Bir ayda Dukan Diyetiyle 5,2
kilo verip 44 bedenden 42 bedene düştüm. 42 çok kritik bir bedendir, bunun
üstüne çıktığınızda modacılar tarafından artık başka bir kategoriye
sokulursunuz. Ya da erkeklerin de anlayacağı şekilde söyleyelim küme
düşersiniz. Eskiden güle oynaya
alışveriş yaptığınız mağazaların kapısından giremezsiniz, detektörler öter
şişman içeri girdi diye. Türkiye’deki mağazaların çoğu 42 bedene kadar üretim
yapar. Dolayısıyla 42 bedenden büyükseniz doğru büyük beden mağazalarına
yollanırsınız. Kilo alamaya başlayan bir insan bu “büyük beden” sözünü 44
bedene ulaşmadan da yavaş yavaş duymaya başlar, bir nevi sizi yeni yaşamınıza
alıştırırlar. “Büyük bedenlerimiz şu tarafta efendim, baktığınız elbisenin
büyük bedeni de var” gibi.
Zaten az sayıda olan büyük beden
mağazaları pahalıdır öncelikle. Madem şişmansın sonuçlarına katlanacaksın
mantığını güder modacılar. Harcanan kumaş bir 36 bedene göre elbette fazladır
ama fiyatını 2 katı yapacak kadar da değil. Hem şişman olduğun için
mağdursundur bir de üstüne fazla para ödersin, işte sana çifte mağduriyet.
Bu mağazaların diğer bir
özelliği de oldukça zevksiz olmalarıdır. Şişman olduğuna göre demek ki zevksin
de diye düşündüklerinden olsa gerek sade, kibar bir şeyler bulmak neredeyse
imkânsızdır. Güzel bir kot görürsünüz, bakarsınız paçaları işlemeli ya da arka
cepleri taşlı. İş için lacivert bir takım bulursunuz, astarı ve kocaman düğmesi
fuşya rengindedir. Her şey büyük desenli, allı güllüdür, bunların insanı daha
da şişman gösterdiğinin ortalama her kadın bilir ama şişman mağaza tasarımcısı
bilmez.
Kilo aldığım süreçte 42 bedeni
aştığımı anlamam benim için oldukça acı bir tecrübeyle olmuştu. Bir süredir hep
aynı kıyafetleri giymekten sıkılmıştım, aynı etek ve pantolonla neredeyse tüm
yazı geçirmiştim. Sezon sonu indirimden yararlanmak için iş kıyafetleri satan
şu bildiğiniz mağazalardan birine gittim. Dolaşırken yanıma bir satış görevlisi
geldi ve küt diye “Yalnız ürünlerimiz 42 bedene kadar” dedi. Hiç beklenmedik
bir anda gelen bu şoku hemen atlatıp “İyi de ben zaten 42 bedenim” dedim.

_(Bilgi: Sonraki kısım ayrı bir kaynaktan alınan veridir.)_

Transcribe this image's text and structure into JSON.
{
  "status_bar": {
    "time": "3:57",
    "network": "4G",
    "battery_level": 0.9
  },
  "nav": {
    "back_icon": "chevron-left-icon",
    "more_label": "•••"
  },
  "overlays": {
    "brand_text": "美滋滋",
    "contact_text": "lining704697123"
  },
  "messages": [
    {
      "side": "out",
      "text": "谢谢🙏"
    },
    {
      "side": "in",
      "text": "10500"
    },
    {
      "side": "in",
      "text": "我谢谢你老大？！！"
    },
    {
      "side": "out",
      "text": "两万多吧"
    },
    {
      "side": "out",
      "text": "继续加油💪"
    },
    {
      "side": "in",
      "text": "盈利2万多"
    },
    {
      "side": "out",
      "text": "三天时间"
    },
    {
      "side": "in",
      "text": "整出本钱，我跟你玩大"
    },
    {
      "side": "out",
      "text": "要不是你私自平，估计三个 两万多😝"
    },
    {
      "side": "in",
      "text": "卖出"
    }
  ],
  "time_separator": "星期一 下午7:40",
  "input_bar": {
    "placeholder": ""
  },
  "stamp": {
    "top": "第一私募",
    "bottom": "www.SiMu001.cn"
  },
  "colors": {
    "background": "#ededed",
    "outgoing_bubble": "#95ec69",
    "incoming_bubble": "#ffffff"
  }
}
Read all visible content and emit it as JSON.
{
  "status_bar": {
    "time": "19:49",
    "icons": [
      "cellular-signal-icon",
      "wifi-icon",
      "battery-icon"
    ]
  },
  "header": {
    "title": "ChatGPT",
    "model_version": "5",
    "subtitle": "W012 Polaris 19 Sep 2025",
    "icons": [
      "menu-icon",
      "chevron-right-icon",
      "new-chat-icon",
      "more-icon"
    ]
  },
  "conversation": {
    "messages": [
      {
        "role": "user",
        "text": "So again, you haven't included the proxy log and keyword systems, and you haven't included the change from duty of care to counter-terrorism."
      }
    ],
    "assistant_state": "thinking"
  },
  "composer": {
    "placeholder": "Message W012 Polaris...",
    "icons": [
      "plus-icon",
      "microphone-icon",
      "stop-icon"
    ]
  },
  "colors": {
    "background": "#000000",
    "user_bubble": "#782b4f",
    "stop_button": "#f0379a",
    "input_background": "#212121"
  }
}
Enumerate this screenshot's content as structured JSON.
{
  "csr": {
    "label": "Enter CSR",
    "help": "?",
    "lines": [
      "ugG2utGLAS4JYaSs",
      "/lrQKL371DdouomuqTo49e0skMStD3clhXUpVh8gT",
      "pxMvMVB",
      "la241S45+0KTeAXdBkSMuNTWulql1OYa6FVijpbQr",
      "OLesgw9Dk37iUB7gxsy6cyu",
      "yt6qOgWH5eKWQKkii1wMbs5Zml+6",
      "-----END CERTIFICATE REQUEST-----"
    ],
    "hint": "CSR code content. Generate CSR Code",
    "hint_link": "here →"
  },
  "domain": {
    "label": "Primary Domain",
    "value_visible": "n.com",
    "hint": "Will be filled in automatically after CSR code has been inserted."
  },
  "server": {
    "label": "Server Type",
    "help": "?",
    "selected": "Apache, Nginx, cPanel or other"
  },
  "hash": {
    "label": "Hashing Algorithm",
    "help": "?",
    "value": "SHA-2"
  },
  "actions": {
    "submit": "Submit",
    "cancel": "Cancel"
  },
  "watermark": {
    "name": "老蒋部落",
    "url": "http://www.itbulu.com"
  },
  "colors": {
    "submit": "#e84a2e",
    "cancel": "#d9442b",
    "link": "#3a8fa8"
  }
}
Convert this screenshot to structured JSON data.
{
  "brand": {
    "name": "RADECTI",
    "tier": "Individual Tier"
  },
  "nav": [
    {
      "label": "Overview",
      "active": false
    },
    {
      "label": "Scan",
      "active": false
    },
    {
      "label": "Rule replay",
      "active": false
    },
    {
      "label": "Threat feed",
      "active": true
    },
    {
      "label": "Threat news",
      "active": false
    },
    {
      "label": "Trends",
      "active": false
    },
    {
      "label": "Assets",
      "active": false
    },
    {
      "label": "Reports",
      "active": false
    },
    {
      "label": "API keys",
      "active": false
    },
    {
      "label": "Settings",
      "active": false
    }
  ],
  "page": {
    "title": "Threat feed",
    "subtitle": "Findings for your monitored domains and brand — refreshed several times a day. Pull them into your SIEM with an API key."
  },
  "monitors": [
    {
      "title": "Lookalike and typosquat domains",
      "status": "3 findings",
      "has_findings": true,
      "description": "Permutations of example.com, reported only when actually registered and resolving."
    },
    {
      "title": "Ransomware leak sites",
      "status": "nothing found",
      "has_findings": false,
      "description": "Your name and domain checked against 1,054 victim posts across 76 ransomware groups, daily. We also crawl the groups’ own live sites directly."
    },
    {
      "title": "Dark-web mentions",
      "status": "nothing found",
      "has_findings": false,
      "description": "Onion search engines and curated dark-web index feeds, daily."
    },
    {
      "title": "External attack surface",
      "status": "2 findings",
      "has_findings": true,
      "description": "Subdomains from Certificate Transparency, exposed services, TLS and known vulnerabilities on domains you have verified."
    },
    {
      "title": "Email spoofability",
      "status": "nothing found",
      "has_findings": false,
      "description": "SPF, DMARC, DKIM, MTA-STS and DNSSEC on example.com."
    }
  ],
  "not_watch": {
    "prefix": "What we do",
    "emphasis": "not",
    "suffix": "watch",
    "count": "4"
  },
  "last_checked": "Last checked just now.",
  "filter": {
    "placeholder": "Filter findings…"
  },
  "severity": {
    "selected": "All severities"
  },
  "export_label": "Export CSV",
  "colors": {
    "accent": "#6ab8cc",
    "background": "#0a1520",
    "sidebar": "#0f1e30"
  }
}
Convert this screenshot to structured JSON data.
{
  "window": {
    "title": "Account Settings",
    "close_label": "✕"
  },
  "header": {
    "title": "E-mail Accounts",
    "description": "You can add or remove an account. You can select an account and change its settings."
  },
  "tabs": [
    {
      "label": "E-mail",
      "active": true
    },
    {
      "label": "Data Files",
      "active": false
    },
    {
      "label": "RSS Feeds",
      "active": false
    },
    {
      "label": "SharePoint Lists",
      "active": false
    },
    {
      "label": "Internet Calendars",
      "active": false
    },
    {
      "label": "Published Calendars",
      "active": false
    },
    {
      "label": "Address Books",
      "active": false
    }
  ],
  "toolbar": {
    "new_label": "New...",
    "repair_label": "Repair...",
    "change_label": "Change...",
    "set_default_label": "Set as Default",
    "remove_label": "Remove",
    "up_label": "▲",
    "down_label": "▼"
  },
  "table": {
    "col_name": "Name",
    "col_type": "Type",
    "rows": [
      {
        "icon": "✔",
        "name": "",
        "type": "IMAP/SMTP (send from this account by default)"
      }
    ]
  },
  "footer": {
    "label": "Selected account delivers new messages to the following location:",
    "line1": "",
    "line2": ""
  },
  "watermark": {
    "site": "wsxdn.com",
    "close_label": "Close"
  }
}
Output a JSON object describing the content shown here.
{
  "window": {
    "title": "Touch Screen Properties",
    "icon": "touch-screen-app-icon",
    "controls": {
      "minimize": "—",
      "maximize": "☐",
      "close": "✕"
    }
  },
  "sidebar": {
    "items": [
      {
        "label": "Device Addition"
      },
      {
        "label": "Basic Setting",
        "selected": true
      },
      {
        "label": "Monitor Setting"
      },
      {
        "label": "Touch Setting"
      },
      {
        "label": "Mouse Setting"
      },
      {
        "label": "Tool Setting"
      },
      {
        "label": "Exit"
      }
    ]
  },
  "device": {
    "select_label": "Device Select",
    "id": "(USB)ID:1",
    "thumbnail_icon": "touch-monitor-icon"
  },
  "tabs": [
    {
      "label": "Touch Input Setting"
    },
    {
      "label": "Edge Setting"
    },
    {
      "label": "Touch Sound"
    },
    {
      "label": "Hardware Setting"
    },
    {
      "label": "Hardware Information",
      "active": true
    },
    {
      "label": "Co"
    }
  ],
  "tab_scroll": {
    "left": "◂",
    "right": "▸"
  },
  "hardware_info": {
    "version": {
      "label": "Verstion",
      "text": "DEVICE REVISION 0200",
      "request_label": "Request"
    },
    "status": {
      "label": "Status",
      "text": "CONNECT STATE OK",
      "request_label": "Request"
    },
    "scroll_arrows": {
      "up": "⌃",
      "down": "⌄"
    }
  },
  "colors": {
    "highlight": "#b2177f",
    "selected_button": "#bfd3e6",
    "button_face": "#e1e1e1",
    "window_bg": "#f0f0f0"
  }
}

Görevli genç, hafif bıyık altından gülümseyerek, “bazı serilerde 44 beden de
var, isterseniz onlardan deneyelim” dedi. O anda kendimi Pretty Womsn
filmindeki Julia Roberts gibi hissettim. Hani gittiği mağazada onu
aşağılıyorlardı. Hayalimde mağazadan hışımla çıkıyorum, birkaç ay sonra 36
beden geri dönüyorum, tüm 36 beden kıyafetleri deniyorum, yüklüce bir alışveriş
yapıyorum, ama bana başka bir görevlinin yardım etmesini istiyorum, falan
filan. Hayal kısa sürdü. Keşke bu popoyu büyük gösteren eteği giymeseydim diye
düşündüm sonra, bak beni 44 beden sandı diye. Gittikçe sinirleniyordum ama
görevliyle inatlaşıyordum da. Keşke o anda çekip gitseymişim. Tamam dedim,
girdim kabine 44 bedeni deneyeceğim ve çocuğa bana büyük oldu bu deyip onu
bozacağım. Nerede o günler, verdiği 44 beden pantolon tam oldu, hatta üst
bacakları baya baya yapıştı, iğrenç görünüyordu. Ben son zamanlarda aynı
kıyafetleri giymekten onları muhtemelen bolartmıştım ve farkında değildim. Pantolonu
beğenmediğimi söyleyip mağazadan çıktım. Ben çıkarken hala bıyık altından
gülüyordu. Sorun 44 beden olduğumu söylemesi değil, söyleyiş tarzıydı. Görevliyi
şikâyet etmeyi çok düşündüm ama belki bir zararı olur diye vazgeçtim.
Uzun lafın kısası 42 bedeni
aşmamaya çalışın, vallahi küme düşersiniz.